Вошёл он очень любезно и сказал мне комплимент насчёт моей комнаты. Видя, что я со шляпой в руках, он осведомился, неужели я так рано выхожу гулять. Когда же услышал, что я иду к мистеру Астлею по делу, подумал, сообразил, и лицо его приняло чрезвычайно озабоченный вид.

Де-Грие был, как все французы, то есть весёлый и любезный, когда это надо и выгодно, и нестерпимо скучный, когда быть весёлым и любезным переставала необходимость. Француз редко натурально любезен; он любезен всегда как бы по приказу, из расчёта. Если, например, видит необходимость быть фантастичным, оригинальным, по-необыденнее, то фантазия его, самая глупая и неестественная, слагается из заранее принятых и давно уже опошлившихся форм. Натуральный же француз состоит из самой мещанской, мелкой, обыденной положительности, —одним словом, скучнейшее существо в мире. По-моему, только новички и особенно русские барышни прельщаются французами. Всякому же порядочному существу тотчас же заметна и нестерпима эта казёнщина раз установившихся форм салонной любезности, развязности и весёлости.

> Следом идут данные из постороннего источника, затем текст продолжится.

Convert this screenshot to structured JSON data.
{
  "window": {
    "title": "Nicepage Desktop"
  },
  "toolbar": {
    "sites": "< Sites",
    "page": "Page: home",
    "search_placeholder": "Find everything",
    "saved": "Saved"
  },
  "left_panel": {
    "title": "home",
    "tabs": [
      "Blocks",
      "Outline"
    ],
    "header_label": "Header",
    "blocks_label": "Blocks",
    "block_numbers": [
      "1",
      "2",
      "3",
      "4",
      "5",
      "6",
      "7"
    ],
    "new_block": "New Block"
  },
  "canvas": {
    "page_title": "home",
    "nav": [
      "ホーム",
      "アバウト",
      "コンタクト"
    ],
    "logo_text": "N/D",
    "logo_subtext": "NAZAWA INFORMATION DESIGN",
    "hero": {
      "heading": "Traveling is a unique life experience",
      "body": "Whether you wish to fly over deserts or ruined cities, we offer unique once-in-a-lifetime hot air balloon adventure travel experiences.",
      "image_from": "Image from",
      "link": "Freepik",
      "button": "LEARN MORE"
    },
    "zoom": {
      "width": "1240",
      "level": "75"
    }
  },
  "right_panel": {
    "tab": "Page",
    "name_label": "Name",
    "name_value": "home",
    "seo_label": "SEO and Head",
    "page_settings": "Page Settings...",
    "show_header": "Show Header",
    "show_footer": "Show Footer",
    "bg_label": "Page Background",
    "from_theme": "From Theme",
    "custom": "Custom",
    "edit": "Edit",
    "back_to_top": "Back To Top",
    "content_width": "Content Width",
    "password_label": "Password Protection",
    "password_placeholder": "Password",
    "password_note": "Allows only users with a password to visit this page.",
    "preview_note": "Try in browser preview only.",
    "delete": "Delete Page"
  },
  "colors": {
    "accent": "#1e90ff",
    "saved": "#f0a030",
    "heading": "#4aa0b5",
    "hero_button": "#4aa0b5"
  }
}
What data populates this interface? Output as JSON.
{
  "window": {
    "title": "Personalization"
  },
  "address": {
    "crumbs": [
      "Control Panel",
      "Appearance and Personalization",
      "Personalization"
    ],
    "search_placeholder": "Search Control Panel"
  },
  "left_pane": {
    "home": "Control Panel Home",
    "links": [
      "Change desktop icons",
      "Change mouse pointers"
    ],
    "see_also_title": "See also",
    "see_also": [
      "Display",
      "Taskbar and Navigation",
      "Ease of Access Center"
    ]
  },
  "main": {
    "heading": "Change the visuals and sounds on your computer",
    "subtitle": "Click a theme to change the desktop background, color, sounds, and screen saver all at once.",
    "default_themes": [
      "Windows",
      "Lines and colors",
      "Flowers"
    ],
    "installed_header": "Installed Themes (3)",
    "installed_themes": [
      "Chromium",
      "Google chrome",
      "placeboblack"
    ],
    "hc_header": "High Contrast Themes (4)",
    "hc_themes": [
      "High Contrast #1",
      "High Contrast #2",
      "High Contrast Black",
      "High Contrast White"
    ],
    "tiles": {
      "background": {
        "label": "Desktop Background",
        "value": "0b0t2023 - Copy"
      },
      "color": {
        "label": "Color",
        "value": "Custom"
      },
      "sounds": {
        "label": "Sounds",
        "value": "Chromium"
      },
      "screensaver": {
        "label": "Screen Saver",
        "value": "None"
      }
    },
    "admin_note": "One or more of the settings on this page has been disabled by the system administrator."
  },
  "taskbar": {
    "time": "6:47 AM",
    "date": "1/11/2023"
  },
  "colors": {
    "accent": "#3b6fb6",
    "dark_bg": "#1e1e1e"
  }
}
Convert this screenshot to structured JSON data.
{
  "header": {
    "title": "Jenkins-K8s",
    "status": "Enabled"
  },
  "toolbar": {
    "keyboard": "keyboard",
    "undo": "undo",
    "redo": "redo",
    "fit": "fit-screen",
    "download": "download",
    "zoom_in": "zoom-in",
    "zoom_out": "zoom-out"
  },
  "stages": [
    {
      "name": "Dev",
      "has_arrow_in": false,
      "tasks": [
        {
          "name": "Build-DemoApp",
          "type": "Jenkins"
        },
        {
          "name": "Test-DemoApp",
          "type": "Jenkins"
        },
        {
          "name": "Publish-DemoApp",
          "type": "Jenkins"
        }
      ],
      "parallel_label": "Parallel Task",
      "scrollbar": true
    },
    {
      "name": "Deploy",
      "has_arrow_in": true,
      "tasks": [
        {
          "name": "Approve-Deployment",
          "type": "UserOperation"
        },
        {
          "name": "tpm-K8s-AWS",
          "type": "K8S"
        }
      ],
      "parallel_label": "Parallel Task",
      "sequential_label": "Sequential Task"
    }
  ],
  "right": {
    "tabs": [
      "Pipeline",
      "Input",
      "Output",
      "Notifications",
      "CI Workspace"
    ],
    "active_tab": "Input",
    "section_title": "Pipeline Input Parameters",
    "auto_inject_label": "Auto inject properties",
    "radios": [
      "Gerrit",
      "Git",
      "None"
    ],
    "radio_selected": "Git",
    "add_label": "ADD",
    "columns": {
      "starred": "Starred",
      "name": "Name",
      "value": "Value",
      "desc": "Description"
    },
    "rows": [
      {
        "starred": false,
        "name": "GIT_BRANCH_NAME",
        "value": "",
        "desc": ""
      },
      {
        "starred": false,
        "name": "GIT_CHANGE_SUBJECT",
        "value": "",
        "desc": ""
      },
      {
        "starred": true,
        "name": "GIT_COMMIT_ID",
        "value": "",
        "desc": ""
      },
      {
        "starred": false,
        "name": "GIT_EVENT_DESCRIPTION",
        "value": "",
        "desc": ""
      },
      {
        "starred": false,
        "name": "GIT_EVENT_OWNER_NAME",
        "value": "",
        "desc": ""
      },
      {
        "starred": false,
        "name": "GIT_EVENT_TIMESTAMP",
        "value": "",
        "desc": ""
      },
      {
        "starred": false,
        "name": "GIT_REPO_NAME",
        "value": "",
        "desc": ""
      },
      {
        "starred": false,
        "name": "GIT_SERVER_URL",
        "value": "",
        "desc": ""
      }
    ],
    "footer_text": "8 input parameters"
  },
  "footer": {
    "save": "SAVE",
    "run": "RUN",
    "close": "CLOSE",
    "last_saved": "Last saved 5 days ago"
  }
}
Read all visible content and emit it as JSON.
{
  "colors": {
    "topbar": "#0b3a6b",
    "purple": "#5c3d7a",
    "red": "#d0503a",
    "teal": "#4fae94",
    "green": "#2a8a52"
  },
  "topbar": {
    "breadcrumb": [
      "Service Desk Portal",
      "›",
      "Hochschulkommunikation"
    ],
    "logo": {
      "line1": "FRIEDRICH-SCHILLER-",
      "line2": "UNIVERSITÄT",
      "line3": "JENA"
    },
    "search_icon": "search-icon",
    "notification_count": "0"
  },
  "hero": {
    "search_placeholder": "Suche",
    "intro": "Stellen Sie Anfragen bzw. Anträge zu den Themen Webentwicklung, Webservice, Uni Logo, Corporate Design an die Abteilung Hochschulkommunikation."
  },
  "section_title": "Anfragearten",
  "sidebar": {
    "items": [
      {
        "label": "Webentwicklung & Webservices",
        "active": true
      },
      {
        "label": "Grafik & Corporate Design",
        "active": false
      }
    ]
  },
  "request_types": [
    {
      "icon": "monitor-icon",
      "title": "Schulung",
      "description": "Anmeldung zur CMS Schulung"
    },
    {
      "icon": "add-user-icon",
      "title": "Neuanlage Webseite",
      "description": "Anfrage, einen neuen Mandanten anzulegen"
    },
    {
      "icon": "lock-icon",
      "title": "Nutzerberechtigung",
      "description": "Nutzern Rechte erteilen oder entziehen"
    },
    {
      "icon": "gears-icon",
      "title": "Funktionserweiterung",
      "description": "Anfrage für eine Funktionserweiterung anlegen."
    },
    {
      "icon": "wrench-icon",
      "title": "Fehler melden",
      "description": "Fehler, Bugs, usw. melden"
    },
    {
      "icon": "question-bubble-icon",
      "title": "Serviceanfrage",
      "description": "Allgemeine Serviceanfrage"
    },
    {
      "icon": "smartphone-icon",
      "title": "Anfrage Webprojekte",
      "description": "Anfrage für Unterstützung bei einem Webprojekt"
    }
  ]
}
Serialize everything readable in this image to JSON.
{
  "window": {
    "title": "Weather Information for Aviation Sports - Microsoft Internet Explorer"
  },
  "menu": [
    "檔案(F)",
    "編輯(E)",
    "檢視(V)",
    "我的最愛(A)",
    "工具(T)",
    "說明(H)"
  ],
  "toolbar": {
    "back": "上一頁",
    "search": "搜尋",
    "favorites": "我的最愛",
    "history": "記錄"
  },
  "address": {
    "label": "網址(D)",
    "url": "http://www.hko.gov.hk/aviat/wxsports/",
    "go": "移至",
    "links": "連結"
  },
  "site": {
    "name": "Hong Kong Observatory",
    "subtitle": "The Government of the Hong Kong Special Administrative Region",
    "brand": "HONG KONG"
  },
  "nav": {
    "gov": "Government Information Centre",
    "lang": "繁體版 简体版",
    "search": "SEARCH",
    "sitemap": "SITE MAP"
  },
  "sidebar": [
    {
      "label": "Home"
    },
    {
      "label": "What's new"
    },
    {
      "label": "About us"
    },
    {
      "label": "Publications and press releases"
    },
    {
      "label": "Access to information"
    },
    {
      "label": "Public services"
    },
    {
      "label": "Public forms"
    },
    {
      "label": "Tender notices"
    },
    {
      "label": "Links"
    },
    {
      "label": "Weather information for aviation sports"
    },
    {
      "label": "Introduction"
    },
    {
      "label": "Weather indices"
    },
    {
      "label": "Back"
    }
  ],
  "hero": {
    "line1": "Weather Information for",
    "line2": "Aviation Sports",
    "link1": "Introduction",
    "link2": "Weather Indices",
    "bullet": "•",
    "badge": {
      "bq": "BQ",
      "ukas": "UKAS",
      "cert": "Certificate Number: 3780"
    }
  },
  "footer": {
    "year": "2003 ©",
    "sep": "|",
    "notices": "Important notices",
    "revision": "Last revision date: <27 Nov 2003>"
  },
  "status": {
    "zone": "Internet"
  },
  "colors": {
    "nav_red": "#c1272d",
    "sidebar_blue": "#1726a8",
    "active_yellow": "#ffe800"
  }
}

– Я к вам по делу, – начал он чрезвычайно независимо, хотя, впрочем, вежливо, – и не скрою, что к вам послом или, лучше сказать, посредником от генерала. Очень плохо зная русский язык, я ничего почти вчера не понял; но генерал мне подробно объяснил, и признаюсь…

– Но послушайте, monsieur Де-Грие, – перебил я его, – вы вот и в этом деле взялись быть посредником. Я, конечно, «un outchitel» и никогда не претендовал на честь быть близким другом этого дома или на какие-нибудь особенно интимные отношения, а потому и не знаю всех обстоятельств; но разъясните мне: неужели вы уж теперь совсем принадлежите к членам этого семейства? Потому что вы, наконец, во всём берёте такое участие, непременно, сейчас же во всём посредником… Вопрос мой ему не понравился. Для него он был слишком прозрачен, а проговариваться он не хотел.

– Меня связывают с генералом отчасти дела, отчасти некоторые особенные обстоятельства, – сказал он сухо. – Генерал прислал меня просить вас оставить ваши вчерашние намерения. Всё, что вы выдумали, конечно, очень остроумно; но он именно просил меня представить вам, что вам совершенно не удастся; мало того – вас барон не примет, и, наконец, во всяком случае, он ведь имеет все средства избавиться от дальнейших неприятностей с вашей стороны. Согласитесь сами. К чему же, скажите, продолжать? Генерал же вам обещает, наверное, принять вас опять в свой дом, при первых удобных обстоятельствах, а до того времени зачесть ваше жалованье, vos appointements (ваше жалованье (франц.). Ведь это довольно выгодно, не правда ли?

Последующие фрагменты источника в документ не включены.